Les bullshit jobs : Des emplois suprêmement complexes, ou suprêmement inutiles ?

Dans les Échos, le philosophe et président du Think Tank Génération Libre Gaspard Koenig explique qu’en consultant son compte LinkedIn, il a été intrigué par le foisonnement d’intitulés de postes grandiloquents, improbables, souvent associés à des secteurs d’activité eux-mêmes très mystérieux : « networking enhancement », « innovative strategies », « holacracy », « global innovation insight », …, pour n’en citer que quelques-uns. Il se pose la question du sens à donner à cette évolution. Koenig constate également que certaines professions reviennent de façon récurrente : experts, conseillers, consultants, senior advisers… beaucoup évoluent dans des secteurs qui comportent le mot « stratégie », ou « leadership » dans leur dénomination, là encore, souvent pompeuse et anglo-saxonne.

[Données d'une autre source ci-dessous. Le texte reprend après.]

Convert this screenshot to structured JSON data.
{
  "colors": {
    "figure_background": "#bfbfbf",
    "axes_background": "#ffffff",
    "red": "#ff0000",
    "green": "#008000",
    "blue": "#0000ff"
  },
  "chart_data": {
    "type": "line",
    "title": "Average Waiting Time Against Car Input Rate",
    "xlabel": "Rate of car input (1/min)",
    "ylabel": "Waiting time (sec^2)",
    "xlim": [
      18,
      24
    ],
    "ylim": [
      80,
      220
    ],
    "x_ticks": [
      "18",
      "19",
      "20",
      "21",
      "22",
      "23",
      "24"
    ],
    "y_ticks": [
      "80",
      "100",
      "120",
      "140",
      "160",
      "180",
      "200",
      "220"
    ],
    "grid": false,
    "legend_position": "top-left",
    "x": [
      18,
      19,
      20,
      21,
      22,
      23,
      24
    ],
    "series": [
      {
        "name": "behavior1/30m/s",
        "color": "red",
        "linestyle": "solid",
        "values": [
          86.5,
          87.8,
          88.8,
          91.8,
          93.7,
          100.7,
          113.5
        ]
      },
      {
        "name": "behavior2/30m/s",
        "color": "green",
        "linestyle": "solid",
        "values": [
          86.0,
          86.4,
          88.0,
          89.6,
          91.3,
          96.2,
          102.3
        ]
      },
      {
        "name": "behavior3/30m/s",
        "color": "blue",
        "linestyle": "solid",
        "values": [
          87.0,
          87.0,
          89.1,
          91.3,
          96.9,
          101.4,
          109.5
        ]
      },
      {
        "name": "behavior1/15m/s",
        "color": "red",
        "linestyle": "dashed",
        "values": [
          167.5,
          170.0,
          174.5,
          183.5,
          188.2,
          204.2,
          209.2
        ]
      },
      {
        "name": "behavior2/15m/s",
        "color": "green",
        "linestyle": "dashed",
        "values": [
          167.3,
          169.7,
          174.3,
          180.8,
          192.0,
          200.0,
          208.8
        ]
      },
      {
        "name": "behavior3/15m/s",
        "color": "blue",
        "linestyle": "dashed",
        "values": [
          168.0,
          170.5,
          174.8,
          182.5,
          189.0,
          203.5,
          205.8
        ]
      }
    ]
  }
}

Des emplois sans finalité réelle ?

Selon lui, les réseaux sociaux exaltent une certaine forme de mégalomanie, et c’est une partie de ce phénomène qui se reflète ici.Mais pas seulement. Il évoque le concept des «bullshit jobs » (qu’on pourrait éventuellement traduire par « emplois pipeau« ), développé par le militant altermondialiste David Graeber pour définir les kyrielles d’emplois de bureaucrates graduellement apparus dans les firmes multinationales au fil de leur expansion, de leur complexification, et de la création de nouvelles activités. Dans un article publié dans Strike Mag, Graeber a donné une image très parlante de sa vision :

« C’est comme si quelqu’un était ici pour créer des emplois sans aucune finalité, uniquement pour continuer à nous faire tous travailler. »

L’automatisation

Il explique que la plupart des emplois productifs ayant été largement automatisés, on a assisté au gonflement du secteur des services, ou plus précisément du secteur administratif.Cette explosion est liée à la création de nouvelles activités comme les services financiers ou le télémarketing, et l’expansion de secteurs comme le conseil juridique dans le domaine des affaires, la gestion de la formation et de la santé, les ressources humaines, et les relations publiques. En outre, les fonctions de conseil et de support des différents domaines administratifs se sont elles aussi beaucoup développées.Mais selon lui, ces emplois ronflants ne seraient qu’un  « artifice déployé par le capitalisme pour survivre dans un univers où le travail devient de moins en moins nécessaire : plutôt que de sombrer dans une douce oisiveté, l’élite multiplie les fonctions inutiles pour prouver sa propre légitimité », synthétise Koenig.

Ou le reflet de la complexification des tâches ?

Le philosophe fournit une autre interprétation : « les bullshit jobs reflètent plutôt l’impossibilité de nommer des tâches de plus en plus transversales, où l’intelligence se déploie au-delà des compétences techniques. »Et de conclure, malicieusement :

« Peut-être ai-je atterri en plein dans notre modernité : avoir le métier qu’on est, plutôt qu’être le métier qu’on a. N’ayons plus honte de nos bullshit jobs. La prochaine fois qu’on me demande, je vais essayer « thought leadership ».